Certain multipliers became popular because they worked reasonably well in practice and were cheap to compute on older hardware.

Examples:

'31 in Java's classic string hash'
'33 in the djb2 family'
'131 in some BKDR-style hashes'

These constants are not magic. They are simply serviceable tradeoffs that produce acceptable mixing for many workloads.

Historically, small odd numbers were attractive because they avoided trivial even-number patterns and could sometimes be optimized efficiently. For example, multiplying by 31 can be rewritten as a shift and subtraction in low-level code, though modern compilers usually handle this for you.

The Multiplier Is Not The Whole Story

A strong hash depends on more than one constant.

You also need to consider:

whether arithmetic wraps naturally or uses a modulus
the expected character set
the table resizing strategy
whether a final mixing step is applied

For example, if your hash table size is a power of two, using an even multiplier is especially poor because low bits can lose variation quickly. Odd multipliers are usually safer in that setting.

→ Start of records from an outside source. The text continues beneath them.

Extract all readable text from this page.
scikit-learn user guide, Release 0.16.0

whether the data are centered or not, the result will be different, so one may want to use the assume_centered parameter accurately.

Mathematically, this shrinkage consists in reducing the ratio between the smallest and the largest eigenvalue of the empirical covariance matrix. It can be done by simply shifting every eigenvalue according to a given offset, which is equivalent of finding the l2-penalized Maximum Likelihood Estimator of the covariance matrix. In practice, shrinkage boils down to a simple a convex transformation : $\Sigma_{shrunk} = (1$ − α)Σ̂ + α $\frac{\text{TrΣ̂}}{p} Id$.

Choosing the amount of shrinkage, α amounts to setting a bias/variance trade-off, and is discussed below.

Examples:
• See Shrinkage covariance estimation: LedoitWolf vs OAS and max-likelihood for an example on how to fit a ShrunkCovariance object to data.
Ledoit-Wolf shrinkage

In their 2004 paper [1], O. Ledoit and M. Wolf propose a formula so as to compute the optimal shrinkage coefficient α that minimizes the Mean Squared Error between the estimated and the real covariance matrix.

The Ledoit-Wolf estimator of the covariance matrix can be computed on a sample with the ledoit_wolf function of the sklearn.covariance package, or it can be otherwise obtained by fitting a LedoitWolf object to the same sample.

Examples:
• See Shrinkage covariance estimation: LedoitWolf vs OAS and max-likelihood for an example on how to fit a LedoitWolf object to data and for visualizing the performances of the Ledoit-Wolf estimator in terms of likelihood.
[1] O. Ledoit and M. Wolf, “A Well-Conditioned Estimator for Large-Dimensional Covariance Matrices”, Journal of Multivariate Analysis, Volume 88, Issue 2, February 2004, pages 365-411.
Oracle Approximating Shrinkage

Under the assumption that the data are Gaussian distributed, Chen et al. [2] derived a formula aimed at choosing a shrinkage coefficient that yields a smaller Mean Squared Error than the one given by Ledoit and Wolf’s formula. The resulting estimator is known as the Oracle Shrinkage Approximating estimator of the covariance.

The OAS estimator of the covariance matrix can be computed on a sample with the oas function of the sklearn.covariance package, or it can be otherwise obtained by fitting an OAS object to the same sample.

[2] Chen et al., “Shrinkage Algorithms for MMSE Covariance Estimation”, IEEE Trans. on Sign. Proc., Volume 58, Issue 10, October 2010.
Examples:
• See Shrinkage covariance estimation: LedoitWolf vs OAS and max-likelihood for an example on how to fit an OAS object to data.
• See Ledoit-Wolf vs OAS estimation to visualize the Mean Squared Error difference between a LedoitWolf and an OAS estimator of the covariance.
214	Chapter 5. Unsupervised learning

If you are using a large prime modulus for rolling hashes, the multiplier is often called the base. In that case, many developers choose a base larger than the alphabet size and smaller than the modulus, then verify collision behavior empirically for the target workload.

Compare A Few Multipliers

A quick experiment can show how the constant affects bucket distribution.

python

1from collections import Counter
2
3
4def hash_string(text, multiplier, buckets):
5    h = 0
6    for ch in text:
7        h = (h * multiplier + ord(ch)) % buckets
8    return h
9
10
11words = ["cat", "cot", "cut", "cart", "coat", "cute", "at", "ta", "tac"]
12
13for multiplier in (3, 31, 33, 131):
14    counts = Counter(hash_string(word, multiplier, 16) for word in words)
15    print(multiplier, sorted(counts.items()))

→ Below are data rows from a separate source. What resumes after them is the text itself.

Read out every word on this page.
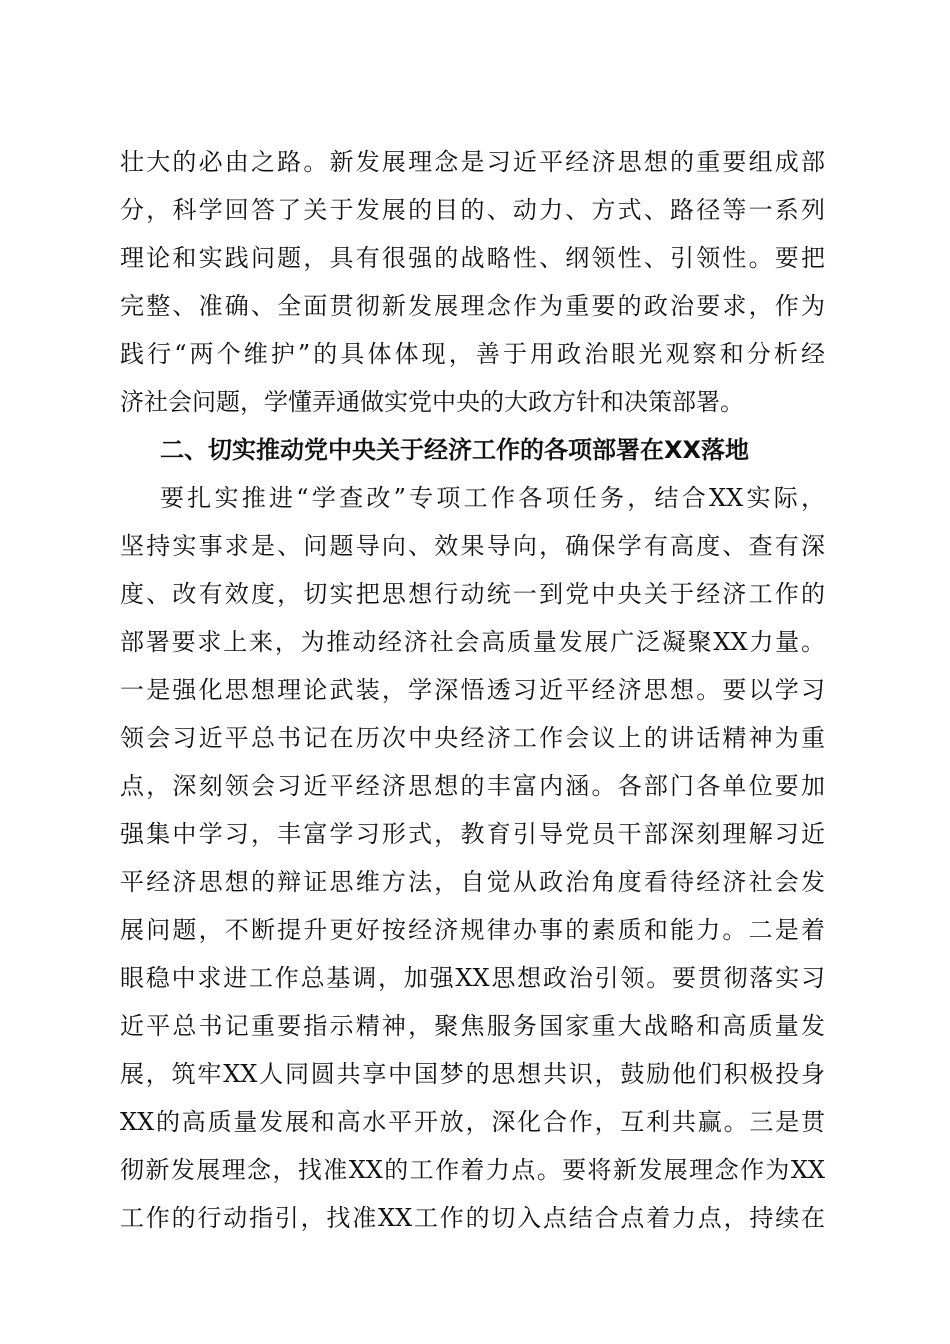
壮大的必由之路。新发展理念是习近平经济思想的重要组成部
分，科学回答了关于发展的目的、动力、方式、路径等一系列
理论和实践问题，具有很强的战略性、纲领性、引领性。要把
完整、准确、全面贯彻新发展理念作为重要的政治要求，作为
践行“两个维护”的具体体现，善于用政治眼光观察和分析经
济社会问题，学懂弄通做实党中央的大政方针和决策部署。
二、切实推动党中央关于经济工作的各项部署在XX落地
要扎实推进“学查改”专项工作各项任务，结合XX实际，
坚持实事求是、问题导向、效果导向，确保学有高度、查有深
度、改有效度，切实把思想行动统一到党中央关于经济工作的
部署要求上来，为推动经济社会高质量发展广泛凝聚XX力量。
一是强化思想理论武装，学深悟透习近平经济思想。要以学习
领会习近平总书记在历次中央经济工作会议上的讲话精神为重
点，深刻领会习近平经济思想的丰富内涵。各部门各单位要加
强集中学习，丰富学习形式，教育引导党员干部深刻理解习近
平经济思想的辩证思维方法，自觉从政治角度看待经济社会发
展问题，不断提升更好按经济规律办事的素质和能力。二是着
眼稳中求进工作总基调，加强XX思想政治引领。要贯彻落实习
近平总书记重要指示精神，聚焦服务国家重大战略和高质量发
展，筑牢XX人同圆共享中国梦的思想共识，鼓励他们积极投身
XX的高质量发展和高水平开放，深化合作，互利共赢。三是贯
彻新发展理念，找准XX的工作着力点。要将新发展理念作为XX
工作的行动指引，找准XX工作的切入点结合点着力点，持续在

This does not prove one multiplier is universally best, but it illustrates the real point: the constant changes how strings cluster into buckets, especially when the bucket count is small.

Practical Selection Rules

If you are implementing a basic non-cryptographic string hash, these rules are usually good enough:

Prefer an odd multiplier.
Avoid tiny values such as 1 or 2.
Match the choice to the modulus or bucket strategy.
Test on realistic input rather than trusting folklore alone.

If you are implementing a rolling hash for substring algorithms, choose:

a large modulus, often prime
a base that is not too small
sometimes multiple independent hashes if collision risk matters

For hash tables in production systems, it is often better to use a proven existing hash rather than hand-tune one multiplier in isolation.

When Not To Design Your Own Hash

If the goal is general-purpose key hashing for a production data structure, you usually should not invent a custom string hash unless you have a specific reason.

Well-tested implementations already account for:

adversarial collision patterns
platform-specific integer behavior
final mixing quality
performance tradeoffs on modern CPUs

Choosing a multiplier is a useful algorithm exercise, but it is not a substitute for a mature hashing strategy when correctness or security matters.

Common Pitfalls

The biggest mistake is assuming the multiplier alone guarantees a good hash. Poor modulus choice or poor bucket sizing can ruin the distribution even with a famous constant.

Another mistake is copying constants such as 31 or 33 without understanding the arithmetic model. A multiplier that behaves reasonably with one modulus or machine-word overflow pattern may behave differently in another setup.

People also underestimate the effect of input distribution. A multiplier that looks fine on random strings may perform badly on short identifiers, similar prefixes, or structured keys.

Finally, remember that simple polynomial hashes are not cryptographic. A good multiplier reduces accidental collisions, not deliberate attacks.

Summary

The multiplier in a string hash controls how earlier characters influence later positions.
Good choices are usually odd constants such as 31, 33, or 131, but none is universally best.
The right constant depends on the modulus, overflow behavior, and input distribution.
Measure collision behavior on realistic data instead of relying only on tradition.
For production systems, a proven hash function is often better than tuning one multiplier by hand.